India, US dig in against EU air carbon charge

India voiced firm opposition on Tuesday to EU plans to impose a scaled-back carbon charge on flights over European airspace while a senior U.S. lawmaker said the EU proposal runs afoul of a law intended to shield U.S. airlines from such charges.

The European Commission, the EU executive, last week proposed to make all airlines pay for emissions over European airspace in a retreat from a suspended EU law that covered the duration of flights using EU airports.

India said the EU proposal defies a global aviation agreement hammered out in Montreal earlier this month at an assembly of the International Civil Aviation Organization (ICAO), the U.N. body in charge of civil air travel.

“What they (the European Commission) have now done is in total conflict with what the ICAO has decided. The multilateral body has to intervene in this matter,” K.N. Shrivastava, India’s aviation secretary, told Reuters.

Along with China, India has defied the European Union move, even refusing to submit emissions data before the EU suspended it for a year amid threats of a trade war.

The EU proposal also could push the U.S. government to invoke a law signed by President Barack Obama in November 2012 that would shield U.S. airlines from what Transportation Secretary Anthony Foxx may deem an unfair charge.

Republican Senator John Thune, who introduced the measure in the Senate, will raise the issue in a letter to Foxx and other U.S. officials, his office said.
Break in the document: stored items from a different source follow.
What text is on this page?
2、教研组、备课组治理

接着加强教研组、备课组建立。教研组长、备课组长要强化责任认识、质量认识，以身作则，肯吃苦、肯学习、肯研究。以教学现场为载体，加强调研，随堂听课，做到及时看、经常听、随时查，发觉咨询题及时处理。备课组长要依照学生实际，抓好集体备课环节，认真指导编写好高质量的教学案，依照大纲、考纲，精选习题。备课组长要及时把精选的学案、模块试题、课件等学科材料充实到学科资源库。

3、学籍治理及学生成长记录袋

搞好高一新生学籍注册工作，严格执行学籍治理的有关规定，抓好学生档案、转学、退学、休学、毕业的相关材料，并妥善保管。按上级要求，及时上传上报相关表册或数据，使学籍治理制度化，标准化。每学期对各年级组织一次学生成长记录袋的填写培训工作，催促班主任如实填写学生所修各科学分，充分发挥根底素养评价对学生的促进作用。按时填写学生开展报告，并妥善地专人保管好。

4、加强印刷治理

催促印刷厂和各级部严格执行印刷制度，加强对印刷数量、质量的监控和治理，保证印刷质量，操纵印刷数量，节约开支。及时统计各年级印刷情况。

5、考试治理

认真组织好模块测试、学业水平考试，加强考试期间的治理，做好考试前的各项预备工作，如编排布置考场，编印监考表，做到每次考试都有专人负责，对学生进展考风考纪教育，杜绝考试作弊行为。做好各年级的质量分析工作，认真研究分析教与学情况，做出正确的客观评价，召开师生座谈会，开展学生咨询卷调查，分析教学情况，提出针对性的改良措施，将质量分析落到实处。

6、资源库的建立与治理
The law gives the secretary of transportation the authority to ensure that U.S. carriers are not penalized by unilateral EU emissions charges.

“Senator Thune believes that any such effort by the European Commission would be in direct violation of the legislation that was signed into law last year to hold U.S. air carriers harmless from such unilateral actions,” Thune spokesperson Andi Fouberg told Reuters.

ICAO negotiators this month reached a consensus on a market-based system to curb carbon emissions from airlines by 2020, but rejected a proposal to let Europe apply its own plan to foreign carriers in the meantime. The deal averted a looming global trade dispute over aviation emissions.

U.S. airlines hope that because the European Commission’s most recent proposal was a draft, the Europeans will revise the plan in line with what was agreed to at ICAO, according to Vaughn Jennings, spokesman for the industry group Airlines for America (A4A).

The European Commission said it is acting in good faith.

“Limiting it to EU airspace and not touching on somebody’s else’s airspace. That’s our interpretation of what was said in Montreal,” Artur Runge-Metzger, director for international climate strategy in the Commission’s climate department, told Reuters.

For the proposal to go into effect, it needs the approval of member states and the European Parliament.